Spongano: i programmi dei tre candidati a Sindaco. Tra i punti in comune la riqualificazione della zona “Le More”

1962

Spongano – Tre liste civiche, tre candidati sindaco, tre programmi in questi giorni al vaglio dei cittadini in vista del 10 giugno. Esaurito il primo mandato, non si ricandida il Sindaco uscente Antonio Candido, che cinque anni fa con “Impegno e coerenza” la spuntò per appena 26 voti su Salvatore Donno che invece ci riprova.

UniAmo Spongano” è la lista con a capo il candidato Salvatore Donno, 59 anni, tecnico radiologo, alla sua terza esperienza in Consiglio. L’obiettivo è già nell’introduzione del programma: cambiamento nella continuità con la  volontà di risolvere i problemi attraverso il coinvolgimento della cittadinanza;  per questo si dà molta importanza all’ascolto dei cittadini, alla massima trasparenza, all’uso del sito anche in maniera interattiva,  al bilancio partecipato. Nel documento presentato con la lista si parla anche di un giornale come “effettivo strumento di informazione e partecipazione” e non di propaganda , di  svolgimento periodico di assemblee pubbliche,  di macchina amministrativa efficiente, trasparente, semplice, accessibile, rapida, economica, interattiva. Attenzione all’ambiente, che vuol dire risparmio energetico e Piano energetico comunale, al paesaggio con l’attivazione di itinerari naturalistici e qualificazione dell’area Le More, ai beni culturali come fonte di ricchezza. Cura del centro storico come fulcro vitale, quindi  pulizia delle strade, cura del verde, arredo urbano, recupero e successiva locazione a canone sociale del patrimonio edilizio abbandonato. Per lo sviluppo economico si parla di rilancio della  zona industriale e di Sportello unico attività produttive. Attenzione anche all’associazionismo con un tavolo di coordinamento e una Consulta giovanile.

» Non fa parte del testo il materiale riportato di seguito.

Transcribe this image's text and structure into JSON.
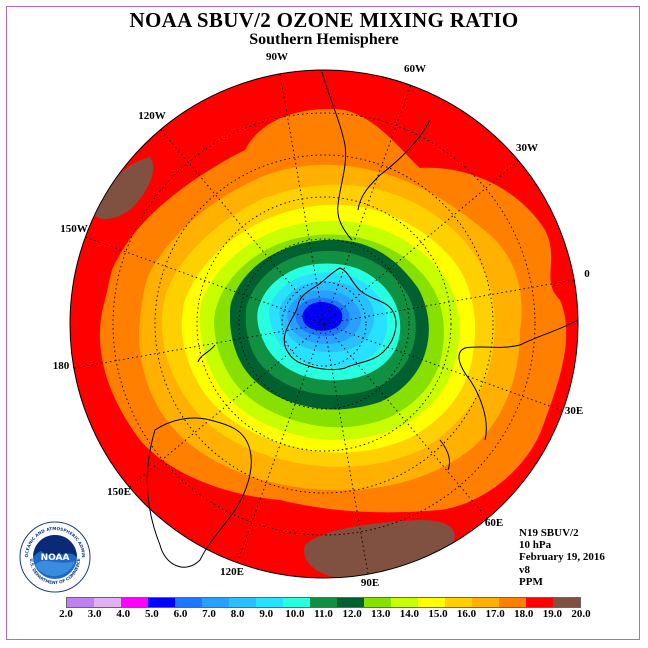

“Uniti per La Svolta” è lo slogan della squadra capeggiata da Alfredo Marti, (classe 1964) impiegato, ex presidente della Pro loco. In apertura del programma la definizione di politica “impegnarsi per fare del tuo Paese un posto bello e dignitoso”. Segue l’individuazione delle priorità: benessere sociale, cura del territorio, innovazione, sicurezza, solidarietà sociale che si realizzano attraverso azioni concrete che riguardano la famiglia per la quale si parla dell’istituzione di uno Sportello, di una  scuola per genitori, di interventi contro il bullismo e di prevenzione della violenza contro le donne; attenzione poi ai giovani, anziani, al fenomeno dell’immigrazione, della disabilità.  Qualità urbana: Spongano deve essere un paese accogliente e gradevole, quindi cura anche delle piccole opere, un paese ben pulito, illuminato, con strade ben tenute,  percorsi ciclabili. Per le opere pubbliche si parla di completamento e riqualificazione di Parco Uro, Palazzetto dello Sport, ecocentro, Parco Rini, centro storico, zona Le More. Per il lavoro  si punta sulla creazione di un gruppo interdiscipinare dedicato all’individuazione dei bandi per finanziamenti comunitari ed europei. Infine la sicurezza pubblica  con videosorveglianza e l’aiuto dei “nonni civici”

“Progetto Spongano” schiera come candidato sindaco Luigi (detto Gigi) Rizzello 53 anni, impiegato presso la Provincia di Lecce. Il programma si sviluppa lungo due linee: partecipazione alla vita amministrativa e vivibilità del paese . La partecipazione passa attraverso le commissioni, la creazione di un comitato di cittadini con un rappresentante per ogni rione, la diretta streaming dei Consigli comunali, l’informatizzazione totale del comune (creazione numero whatsapp e canali social). Seguono poi i vari ambiti in cui la partecipazione trova realizzazione: le politiche sociali, la famiglia, la scuola, l’associazionismo e le politiche giovanili, l’economia del territorio. La seconda linea direttrice, la vivibilità, si basa sul principio di un paese a misura d’uomo che significa attenzione al verde e al decoro urbano, alla sicurezza anche dei bambini che vanno a scuola (progetto “piedibus”), creazione di piste ciclabilili. Urbanistica (piano di zona dei colori e albergo diffuso nel centro storico), patrimonio pubblico (creazione nella zona Uro di un giardino dei frutti minori e luogo attrezzato per bambini) , ambiente e territorio (realizzazione di orti comunali, rivalutazione area Le More, incremento raccolta differenziata), sport e cultura (rivalutazione degli impianti sportivi, progetto “adotta un libro”) e turismo sono i temi che vengono affrontati con una serie di proposte che i cittadini in questi giorni possono leggere  sui depliant elettorali  e ascoltare nei vari incontri.